Once you have determined it is worth to apply low-level optimization, then it is a time to understand your target platform. The cost you can avoid here is the branch misprediction penalty. On modern x86/x64 CPU this misprediction is likely to be very small (they can predict indirect calls quite well most of the time), but when targeting PowerPC or other RISC platforms, the indirect calls/jumps are often not predicted at all and avoiding them can cause significant performance gain. See also Virtual call cost depends on platform.

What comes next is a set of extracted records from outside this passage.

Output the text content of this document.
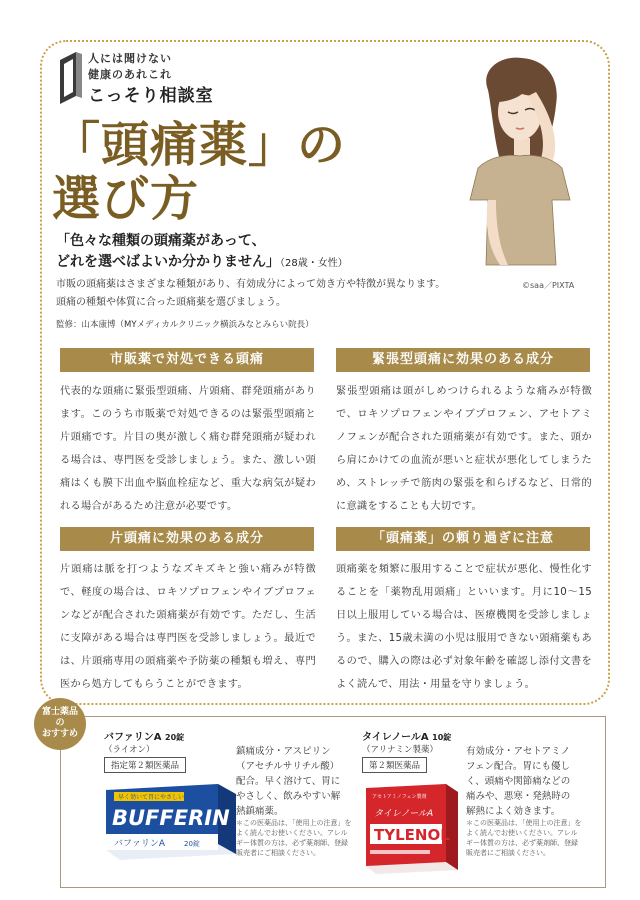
人には聞けない
健康のあれこれ
こっそり相談室
「頭痛薬」の
選び方
©saa／PIXTA
「色々な種類の頭痛薬があって、
どれを選べばよいか分かりません」（28歳・女性）
市販の頭痛薬はさまざまな種類があり、有効成分によって効き方や特徴が異なります。
頭痛の種類や体質に合った頭痛薬を選びましょう。
監修：山本康博（MYメディカルクリニック横浜みなとみらい院長）
市販薬で対処できる頭痛
代表的な頭痛に緊張型頭痛、片頭痛、群発頭痛があります。このうち市販薬で対処できるのは緊張型頭痛と片頭痛です。片目の奥が激しく痛む群発頭痛が疑われる場合は、専門医を受診しましょう。また、激しい頭痛はくも膜下出血や脳血栓症など、重大な病気が疑われる場合があるため注意が必要です。
緊張型頭痛に効果のある成分
緊張型頭痛は頭がしめつけられるような痛みが特徴で、ロキソプロフェンやイブプロフェン、アセトアミノフェンが配合された頭痛薬が有効です。また、頭から肩にかけての血流が悪いと症状が悪化してしまうため、ストレッチで筋肉の緊張を和らげるなど、日常的に意識をすることも大切です。
片頭痛に効果のある成分
片頭痛は脈を打つようなズキズキと強い痛みが特徴で、軽度の場合は、ロキソプロフェンやイブプロフェンなどが配合された頭痛薬が有効です。ただし、生活に支障がある場合は専門医を受診しましょう。最近では、片頭痛専用の頭痛薬や予防薬の種類も増え、専門医から処方してもらうことができます。
「頭痛薬」の頼り過ぎに注意
頭痛薬を頻繁に服用することで症状が悪化、慢性化することを「薬物乱用頭痛」といいます。月に10〜15日以上服用している場合は、医療機関を受診しましょう。また、15歳未満の小児は服用できない頭痛薬もあるので、購入の際は必ず対象年齢を確認し添付文書をよく読んで、用法・用量を守りましょう。
富士薬品
の
おすすめ	バファリンA 20錠
（ライオン）
指定第２類医薬品
鎮痛成分・アスピリン（アセチルサリチル酸）配合。早く溶けて、胃にやさしく、飲みやすい解熱鎮痛薬。
＊この医薬品は、「使用上の注意」をよく読んでお使いください。アレルギー体質の方は、必ず薬剤師、登録販売者にご相談ください。
早く効いて胃にやさしい
BUFFERIN
バファリンA	20錠
タイレノールA 10錠
（アリナミン製薬）
第２類医薬品
有効成分・アセトアミノフェン配合。胃にも優しく、頭痛や関節痛などの痛みや、悪寒・発熱時の解熱によく効きます。
＊この医薬品は、「使用上の注意」をよく読んでお使いください。アレルギー体質の方は、必ず薬剤師、登録販売者にご相談ください。
アセトアミノフェン製剤
タイレノールA
TYLENOL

Compiler can implement switch using jump table as well

One gotcha: Switch can sometimes be implemented as an indirect call (using a table) as well, especially when switching between many possible values. Such switch exhibits the same misprediction as a virtual function. To make this optimization reliable, one would probably prefer using if instead of switch for the most common case.

Suma
ms compiler implement switch using table if switch condition doesn't contain gaps. i. e. switch (n) {case 0:... case 1:... case 2:} - linear time, table used; switch(n) {case 0:... case 2:... case 3:...} - nonlinear or at least one more check for n <> 1.
cos
A: 

Use timers to see which is quicker. Although unless this code is going to be over and over then it's unlikely that you'll notice any difference.

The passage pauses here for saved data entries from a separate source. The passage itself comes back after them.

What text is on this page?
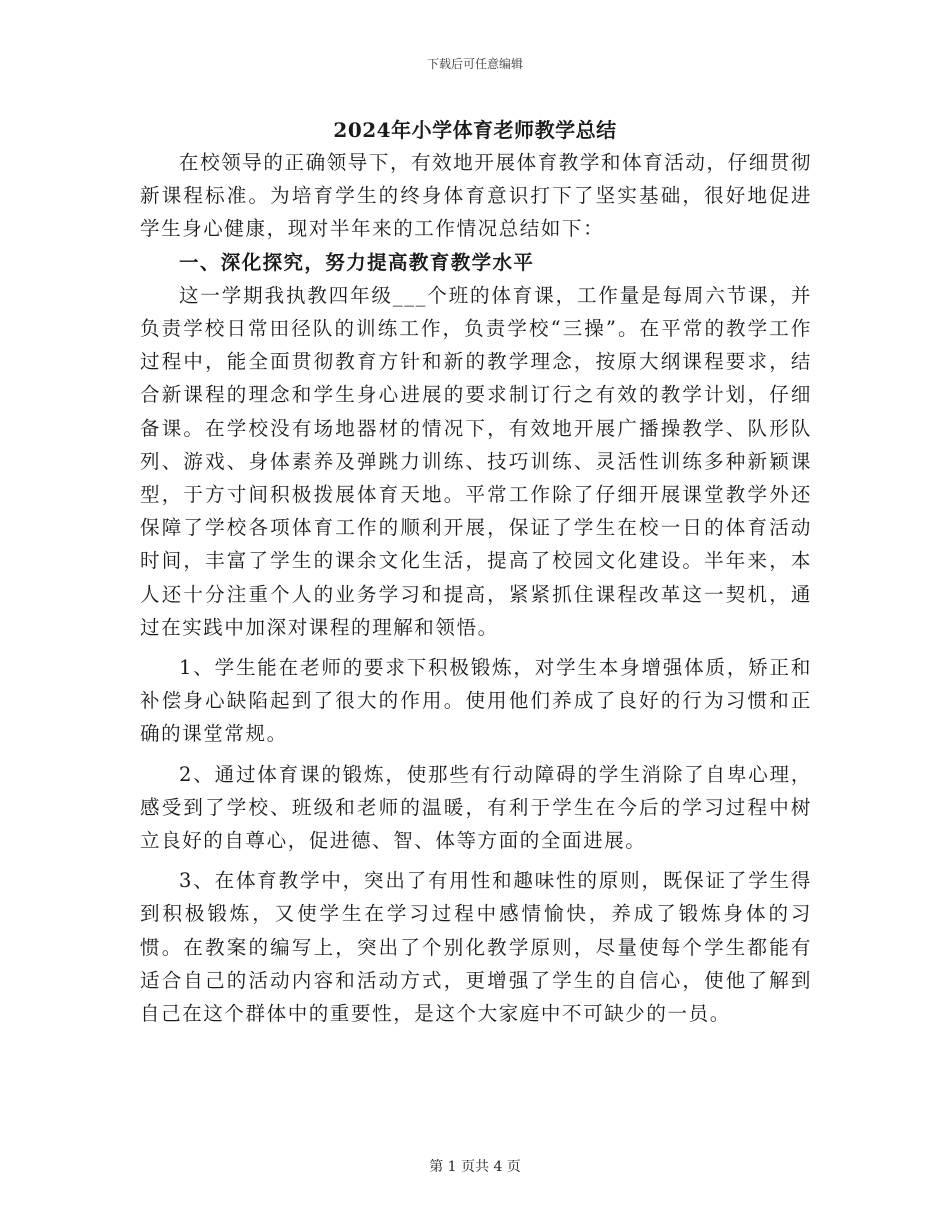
下载后可任意编辑
2024年小学体育老师教学总结

在校领导的正确领导下，有效地开展体育教学和体育活动，仔细贯彻新课程标准。为培育学生的终身体育意识打下了坚实基础，很好地促进学生身心健康，现对半年来的工作情况总结如下：

一、深化探究，努力提高教育教学水平

这一学期我执教四年级___个班的体育课，工作量是每周六节课，并负责学校日常田径队的训练工作，负责学校“三操”。在平常的教学工作过程中，能全面贯彻教育方针和新的教学理念，按原大纲课程要求，结合新课程的理念和学生身心进展的要求制订行之有效的教学计划，仔细备课。在学校没有场地器材的情况下，有效地开展广播操教学、队形队列、游戏、身体素养及弹跳力训练、技巧训练、灵活性训练多种新颖课型，于方寸间积极拨展体育天地。平常工作除了仔细开展课堂教学外还保障了学校各项体育工作的顺利开展，保证了学生在校一日的体育活动时间，丰富了学生的课余文化生活，提高了校园文化建设。半年来，本人还十分注重个人的业务学习和提高，紧紧抓住课程改革这一契机，通过在实践中加深对课程的理解和领悟。

1、学生能在老师的要求下积极锻炼，对学生本身增强体质，矫正和补偿身心缺陷起到了很大的作用。使用他们养成了良好的行为习惯和正确的课堂常规。

2、通过体育课的锻炼，使那些有行动障碍的学生消除了自卑心理，感受到了学校、班级和老师的温暖，有利于学生在今后的学习过程中树立良好的自尊心，促进德、智、体等方面的全面进展。

3、在体育教学中，突出了有用性和趣味性的原则，既保证了学生得到积极锻炼，又使学生在学习过程中感情愉快，养成了锻炼身体的习惯。在教案的编写上，突出了个别化教学原则，尽量使每个学生都能有适合自己的活动内容和活动方式，更增强了学生的自信心，使他了解到自己在这个群体中的重要性，是这个大家庭中不可缺少的一员。

第 1 页共 4 页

Be sure that if you are running code from the constructor that if the contruction fails that you wont leak memory.

This technique is used heavily with Symbian OS: http://www.titu.jyu.fi/modpa/Patterns/pattern-TwoPhaseConstruction.html

Dynite
A: 

If you are only calling callFoo() once, than most likely the function pointer will be slower by an insignificant amount. If you are calling it many times than most likely the function pointer will be faster by an insignificant amount (because it doesn't need to keep going through the switch).

Either way look at the assembled code to find out for sure it is doing what you think it is doing.

Greg Rogers
+1  A: 

One often overlooked advantage to switch (even over sorting and indexing) is if you know that a particular value is used in the vast majority of cases. It's easy to order the switch so that the most common are checked first.

ps. To reinforce greg's answer, if you care about speed - measure. Looking at assembler doesn't help when CPUs have prefetch / predictive branching and pipeline stalls etc

Martin Beckett